Review: Jazz-classical collaboration pleases Lied Center fans

The challenge of melding jazz with classical has had a long and checkered history. Early on, there was George Gershwin’s “Rhapsody in Blue” (1923) and similar symphonic jazz experiments. Regardless of how appealing, there was just one problem. Such standards of today’s orchestral pops repertory lacked improvisation.

Following World War II, with increasing numbers of serious musicians experienced in both jazz and classical looking to artistically bridge the gap, “third stream” was coined for genuinely new amalgams of improvisation and through-written composition. Here one found the still absorbing third-stream confluences by Ralph Burns, Stan Kenton, J.J. Johnson, Bill Russo and Gunther Schuller.

On Friday night, taking a cue from the Lied Center’s seasonal promotion of “jazz and classical music crossroads,” an enthusiastic, 1,000-plus audience came to check out the third-stream for itself in Branford Marsalis Trio and the Alexander String Quartet.

The performers had found the perfect vehicle, composer Eddie Sauter’s still breathtaking “Focus” (1961), a six-part suite written for tenor saxophone giant Stan Getz, with an enlarged string ensemble placed around the Beaux Arts String Quartet, plus a harp and jazz drumming great Roy Haynes.

Hailed upon its 1962 release on the Verve label, “Focus” became, quite unexpectedly, a hit recording. The combination of Getz’s quintessential lyricism and Sauter’s lush yet also harmonically and rhythmically astringent writing captured ears, hearts and imaginations.

Due to the daunting heights of the Getz-Sauter collaboration, “Focus” has lived almost entirely through the seminal Verve recording. Its resurrection by Marsalis and the Alexander was therefore audacious. On Friday, the standing ovations and cheers signaled that Marsalis and friends had made “Focus” its own.

Marsalis, after stints as leader of Jay Leno’s “Tonight Show Band” and with Sting, has become one of our brightest and most committed jazz players. In the six-part “Focus,” his tenor saxophone sailed across the registers, fleshing out tenderly wrought out sub-tones and reedy punctuations at the bottom, while in the middle and top registers “singing” with a soaring blues-tinged lyricism that brought sections such as “I Remember When” to vibrantly pulsing and poignant life.

For its part, the exquisite Alexander injected Sauter’s spiky yet flowing tapestries with unerring jazz-inflected phrasings and dynamics. Throughout, and in particular during the turbo-charged “Night Rider” and “I’m Late,” violinists Zakarias Grafilo and Frederick Lifsitz, violist Paul Yarbrough and cellist Sandy Wilson sounded as if they had lived with Marsalis’s improvised interpretations forever. In fact, this was their first ever performance of “Focus” with Marsalis. Amazing!

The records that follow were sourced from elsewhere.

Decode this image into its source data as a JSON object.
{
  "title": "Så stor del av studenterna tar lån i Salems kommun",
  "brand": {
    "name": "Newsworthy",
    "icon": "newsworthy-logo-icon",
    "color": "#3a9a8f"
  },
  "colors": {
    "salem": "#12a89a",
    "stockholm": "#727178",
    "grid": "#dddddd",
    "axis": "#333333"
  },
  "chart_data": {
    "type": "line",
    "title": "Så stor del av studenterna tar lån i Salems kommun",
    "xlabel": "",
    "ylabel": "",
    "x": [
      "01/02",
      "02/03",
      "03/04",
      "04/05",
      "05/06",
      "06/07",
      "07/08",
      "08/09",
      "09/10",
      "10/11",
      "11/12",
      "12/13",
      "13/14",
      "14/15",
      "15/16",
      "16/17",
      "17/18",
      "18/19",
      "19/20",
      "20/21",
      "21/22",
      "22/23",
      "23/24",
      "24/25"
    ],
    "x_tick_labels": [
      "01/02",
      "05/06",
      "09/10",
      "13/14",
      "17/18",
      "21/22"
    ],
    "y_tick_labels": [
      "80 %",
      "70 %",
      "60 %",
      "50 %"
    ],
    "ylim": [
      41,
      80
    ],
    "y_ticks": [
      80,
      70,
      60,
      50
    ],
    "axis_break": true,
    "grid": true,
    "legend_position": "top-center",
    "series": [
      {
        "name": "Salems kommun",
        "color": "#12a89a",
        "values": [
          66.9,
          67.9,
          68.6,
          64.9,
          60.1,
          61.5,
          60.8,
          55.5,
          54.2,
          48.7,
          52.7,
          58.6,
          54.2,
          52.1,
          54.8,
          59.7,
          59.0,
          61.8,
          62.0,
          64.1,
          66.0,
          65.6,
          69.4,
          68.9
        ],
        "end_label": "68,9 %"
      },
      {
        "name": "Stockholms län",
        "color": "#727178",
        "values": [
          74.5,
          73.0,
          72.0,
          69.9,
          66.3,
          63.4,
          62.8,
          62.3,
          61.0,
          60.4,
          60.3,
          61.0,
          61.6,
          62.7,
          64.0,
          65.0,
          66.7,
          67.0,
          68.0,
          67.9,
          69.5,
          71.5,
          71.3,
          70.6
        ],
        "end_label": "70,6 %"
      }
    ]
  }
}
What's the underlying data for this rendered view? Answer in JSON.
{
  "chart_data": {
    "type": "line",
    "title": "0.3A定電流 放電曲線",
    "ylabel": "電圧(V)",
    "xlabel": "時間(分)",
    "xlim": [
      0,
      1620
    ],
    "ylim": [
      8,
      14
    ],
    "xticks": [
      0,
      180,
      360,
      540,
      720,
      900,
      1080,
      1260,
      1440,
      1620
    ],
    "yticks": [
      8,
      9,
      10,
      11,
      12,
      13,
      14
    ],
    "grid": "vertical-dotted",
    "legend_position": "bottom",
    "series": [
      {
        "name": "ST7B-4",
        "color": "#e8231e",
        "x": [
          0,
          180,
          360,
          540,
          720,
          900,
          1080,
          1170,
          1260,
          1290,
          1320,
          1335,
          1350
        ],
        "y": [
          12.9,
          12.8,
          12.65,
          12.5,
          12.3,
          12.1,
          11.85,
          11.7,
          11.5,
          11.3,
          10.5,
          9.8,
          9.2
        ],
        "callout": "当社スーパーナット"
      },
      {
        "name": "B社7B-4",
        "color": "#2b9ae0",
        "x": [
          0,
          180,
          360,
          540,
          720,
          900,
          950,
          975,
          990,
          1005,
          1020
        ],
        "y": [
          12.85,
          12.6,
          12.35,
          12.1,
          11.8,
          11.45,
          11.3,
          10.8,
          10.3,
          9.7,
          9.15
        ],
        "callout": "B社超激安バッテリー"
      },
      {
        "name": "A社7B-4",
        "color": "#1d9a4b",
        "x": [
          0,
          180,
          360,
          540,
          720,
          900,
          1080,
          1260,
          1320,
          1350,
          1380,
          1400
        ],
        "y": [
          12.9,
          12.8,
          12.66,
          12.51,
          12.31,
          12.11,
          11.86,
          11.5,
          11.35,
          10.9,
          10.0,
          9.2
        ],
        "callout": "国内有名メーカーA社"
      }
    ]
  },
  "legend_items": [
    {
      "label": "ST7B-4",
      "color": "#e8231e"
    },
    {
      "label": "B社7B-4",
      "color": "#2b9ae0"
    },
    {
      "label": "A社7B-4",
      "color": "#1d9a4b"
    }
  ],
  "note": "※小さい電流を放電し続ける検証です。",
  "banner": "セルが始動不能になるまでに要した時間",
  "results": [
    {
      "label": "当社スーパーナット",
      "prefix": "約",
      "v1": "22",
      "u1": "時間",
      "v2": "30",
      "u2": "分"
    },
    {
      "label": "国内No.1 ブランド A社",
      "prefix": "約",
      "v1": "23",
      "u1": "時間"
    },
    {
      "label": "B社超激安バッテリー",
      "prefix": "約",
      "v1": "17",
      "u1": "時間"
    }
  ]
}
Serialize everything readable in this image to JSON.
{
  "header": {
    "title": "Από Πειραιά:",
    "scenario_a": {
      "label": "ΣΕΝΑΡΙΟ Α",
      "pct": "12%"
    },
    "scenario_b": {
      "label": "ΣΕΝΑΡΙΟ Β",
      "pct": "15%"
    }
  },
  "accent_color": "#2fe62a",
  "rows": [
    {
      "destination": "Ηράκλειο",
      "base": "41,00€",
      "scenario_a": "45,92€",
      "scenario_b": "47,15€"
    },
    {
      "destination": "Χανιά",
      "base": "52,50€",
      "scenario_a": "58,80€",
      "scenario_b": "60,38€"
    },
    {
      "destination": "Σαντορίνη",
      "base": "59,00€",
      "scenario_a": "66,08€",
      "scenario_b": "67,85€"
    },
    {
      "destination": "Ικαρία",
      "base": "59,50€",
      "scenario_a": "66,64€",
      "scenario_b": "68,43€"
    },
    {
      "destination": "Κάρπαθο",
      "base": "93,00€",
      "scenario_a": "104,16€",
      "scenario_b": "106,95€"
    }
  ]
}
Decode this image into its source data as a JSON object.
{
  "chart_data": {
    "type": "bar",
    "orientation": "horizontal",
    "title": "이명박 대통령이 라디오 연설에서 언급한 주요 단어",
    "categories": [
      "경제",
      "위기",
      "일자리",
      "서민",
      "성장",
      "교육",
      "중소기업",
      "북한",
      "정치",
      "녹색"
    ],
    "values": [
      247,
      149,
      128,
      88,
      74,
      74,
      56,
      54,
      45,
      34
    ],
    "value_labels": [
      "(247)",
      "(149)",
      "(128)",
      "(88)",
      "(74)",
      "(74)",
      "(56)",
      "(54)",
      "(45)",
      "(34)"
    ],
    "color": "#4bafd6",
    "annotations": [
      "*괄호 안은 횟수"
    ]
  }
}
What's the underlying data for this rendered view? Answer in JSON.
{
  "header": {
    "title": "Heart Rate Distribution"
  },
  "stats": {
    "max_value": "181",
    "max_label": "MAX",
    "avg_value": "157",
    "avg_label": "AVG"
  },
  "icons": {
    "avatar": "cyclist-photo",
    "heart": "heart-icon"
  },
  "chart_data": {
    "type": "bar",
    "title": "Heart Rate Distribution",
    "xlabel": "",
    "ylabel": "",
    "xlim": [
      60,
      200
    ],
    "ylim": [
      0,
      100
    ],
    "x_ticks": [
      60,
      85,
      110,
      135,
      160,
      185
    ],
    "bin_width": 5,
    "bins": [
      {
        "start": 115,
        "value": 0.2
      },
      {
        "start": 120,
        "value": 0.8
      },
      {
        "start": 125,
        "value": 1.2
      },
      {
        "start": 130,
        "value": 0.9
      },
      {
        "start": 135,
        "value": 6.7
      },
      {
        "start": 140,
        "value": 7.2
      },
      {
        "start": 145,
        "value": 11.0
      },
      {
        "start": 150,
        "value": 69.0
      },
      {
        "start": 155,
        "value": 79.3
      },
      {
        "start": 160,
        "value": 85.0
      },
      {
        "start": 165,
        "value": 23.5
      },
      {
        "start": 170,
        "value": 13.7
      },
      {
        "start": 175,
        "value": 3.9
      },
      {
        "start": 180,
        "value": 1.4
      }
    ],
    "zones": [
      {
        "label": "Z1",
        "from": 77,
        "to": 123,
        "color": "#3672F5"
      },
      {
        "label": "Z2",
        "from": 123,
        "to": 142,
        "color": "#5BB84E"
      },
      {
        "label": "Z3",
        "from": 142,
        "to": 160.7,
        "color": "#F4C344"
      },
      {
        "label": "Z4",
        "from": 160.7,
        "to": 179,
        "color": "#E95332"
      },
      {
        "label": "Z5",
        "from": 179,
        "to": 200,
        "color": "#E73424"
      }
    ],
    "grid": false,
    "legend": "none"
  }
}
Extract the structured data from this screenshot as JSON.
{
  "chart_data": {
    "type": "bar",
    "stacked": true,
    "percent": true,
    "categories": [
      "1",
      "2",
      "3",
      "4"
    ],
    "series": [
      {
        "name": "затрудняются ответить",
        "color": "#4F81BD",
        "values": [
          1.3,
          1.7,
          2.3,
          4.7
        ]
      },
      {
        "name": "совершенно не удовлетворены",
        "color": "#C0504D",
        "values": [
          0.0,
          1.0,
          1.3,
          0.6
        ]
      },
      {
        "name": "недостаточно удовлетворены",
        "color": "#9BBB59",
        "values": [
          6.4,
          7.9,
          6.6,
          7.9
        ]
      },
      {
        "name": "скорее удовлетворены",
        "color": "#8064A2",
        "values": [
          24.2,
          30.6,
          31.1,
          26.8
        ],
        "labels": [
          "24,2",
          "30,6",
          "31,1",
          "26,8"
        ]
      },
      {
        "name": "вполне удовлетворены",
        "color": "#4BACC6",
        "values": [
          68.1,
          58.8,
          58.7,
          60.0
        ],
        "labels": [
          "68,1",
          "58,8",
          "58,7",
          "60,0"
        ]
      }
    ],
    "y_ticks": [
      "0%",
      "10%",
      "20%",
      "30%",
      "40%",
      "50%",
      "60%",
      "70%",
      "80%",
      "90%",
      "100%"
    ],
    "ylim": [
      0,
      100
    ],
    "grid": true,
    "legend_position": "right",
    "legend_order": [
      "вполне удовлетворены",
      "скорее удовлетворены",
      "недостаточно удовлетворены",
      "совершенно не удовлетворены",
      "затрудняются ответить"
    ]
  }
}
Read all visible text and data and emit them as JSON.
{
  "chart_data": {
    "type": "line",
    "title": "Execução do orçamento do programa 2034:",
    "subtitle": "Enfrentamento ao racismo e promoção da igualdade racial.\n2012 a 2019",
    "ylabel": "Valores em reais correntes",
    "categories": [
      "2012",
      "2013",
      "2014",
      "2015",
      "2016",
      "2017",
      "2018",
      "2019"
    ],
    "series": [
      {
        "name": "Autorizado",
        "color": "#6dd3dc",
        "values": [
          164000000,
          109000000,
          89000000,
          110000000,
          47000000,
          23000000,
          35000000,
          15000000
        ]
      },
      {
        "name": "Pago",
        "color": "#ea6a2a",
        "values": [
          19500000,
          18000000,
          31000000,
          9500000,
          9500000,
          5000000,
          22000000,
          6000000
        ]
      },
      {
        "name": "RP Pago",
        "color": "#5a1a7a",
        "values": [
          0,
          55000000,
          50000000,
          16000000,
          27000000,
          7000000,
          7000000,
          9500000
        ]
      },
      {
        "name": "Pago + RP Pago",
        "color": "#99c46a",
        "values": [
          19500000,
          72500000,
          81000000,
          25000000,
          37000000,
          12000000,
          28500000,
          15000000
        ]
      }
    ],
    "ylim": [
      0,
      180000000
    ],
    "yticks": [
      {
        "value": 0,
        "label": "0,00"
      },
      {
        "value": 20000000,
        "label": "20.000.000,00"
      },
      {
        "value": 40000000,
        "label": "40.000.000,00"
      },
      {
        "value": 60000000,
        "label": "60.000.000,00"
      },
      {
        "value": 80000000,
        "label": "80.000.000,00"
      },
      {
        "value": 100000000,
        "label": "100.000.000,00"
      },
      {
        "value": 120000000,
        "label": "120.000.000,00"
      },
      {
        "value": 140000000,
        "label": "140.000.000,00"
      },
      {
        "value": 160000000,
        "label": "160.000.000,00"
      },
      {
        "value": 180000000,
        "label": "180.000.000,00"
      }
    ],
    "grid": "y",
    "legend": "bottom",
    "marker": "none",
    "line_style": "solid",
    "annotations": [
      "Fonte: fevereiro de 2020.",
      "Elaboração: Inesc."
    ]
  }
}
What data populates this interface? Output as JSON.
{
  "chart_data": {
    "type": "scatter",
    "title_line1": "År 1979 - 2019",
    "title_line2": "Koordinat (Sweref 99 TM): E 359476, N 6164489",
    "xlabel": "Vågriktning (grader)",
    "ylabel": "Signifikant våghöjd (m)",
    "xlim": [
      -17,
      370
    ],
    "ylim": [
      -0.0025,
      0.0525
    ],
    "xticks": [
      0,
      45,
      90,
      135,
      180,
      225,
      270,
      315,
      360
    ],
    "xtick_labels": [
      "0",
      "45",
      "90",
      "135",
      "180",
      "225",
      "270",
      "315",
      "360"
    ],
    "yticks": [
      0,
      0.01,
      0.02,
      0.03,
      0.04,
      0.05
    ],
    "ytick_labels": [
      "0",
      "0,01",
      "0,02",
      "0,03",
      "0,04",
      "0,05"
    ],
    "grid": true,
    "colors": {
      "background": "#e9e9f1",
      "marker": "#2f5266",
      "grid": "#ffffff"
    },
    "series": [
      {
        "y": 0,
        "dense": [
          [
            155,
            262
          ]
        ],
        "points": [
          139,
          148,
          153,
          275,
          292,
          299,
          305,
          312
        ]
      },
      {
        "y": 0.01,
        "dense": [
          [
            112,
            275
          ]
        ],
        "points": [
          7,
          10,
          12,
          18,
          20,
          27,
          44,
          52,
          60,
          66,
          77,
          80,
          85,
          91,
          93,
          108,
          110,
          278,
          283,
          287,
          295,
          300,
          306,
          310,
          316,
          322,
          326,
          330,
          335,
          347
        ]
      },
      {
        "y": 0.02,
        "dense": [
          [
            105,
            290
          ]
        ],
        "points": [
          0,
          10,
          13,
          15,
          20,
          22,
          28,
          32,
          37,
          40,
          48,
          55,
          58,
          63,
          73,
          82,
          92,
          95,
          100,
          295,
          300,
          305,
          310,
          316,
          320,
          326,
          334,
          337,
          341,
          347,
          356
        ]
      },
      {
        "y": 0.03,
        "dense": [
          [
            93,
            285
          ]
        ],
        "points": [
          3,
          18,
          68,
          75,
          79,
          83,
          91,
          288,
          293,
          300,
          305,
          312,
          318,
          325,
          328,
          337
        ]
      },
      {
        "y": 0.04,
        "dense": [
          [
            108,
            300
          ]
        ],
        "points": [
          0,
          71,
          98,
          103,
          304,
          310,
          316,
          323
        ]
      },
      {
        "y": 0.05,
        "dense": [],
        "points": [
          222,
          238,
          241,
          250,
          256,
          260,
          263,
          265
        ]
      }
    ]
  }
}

Paving the way for “Focus” was a stunning set of excerpts from Maurice Ravel, Terry Riley and Wayne Peters by the Alexander incorporating jazz-nuanced elements also deployed by Sauter. In the second set, Marsalis and all-star band-mates bassist Eric Revis and drummer Jeff “Tain” Watts, dug deep on two originals, the contemplative “The Beautyful Ones Are Not Yet Born” and earthy “Bluetain.”

It was a stunning night. One hopes that the Marsalis-Alexander version of Sauter’s “Focus” will soon be recorded to complement and therefore enlarge our appreciation of Getz’s iconic treatment and, indeed, the third-stream itself.

– Chuck Berg is a Kansas University professor of theater and film.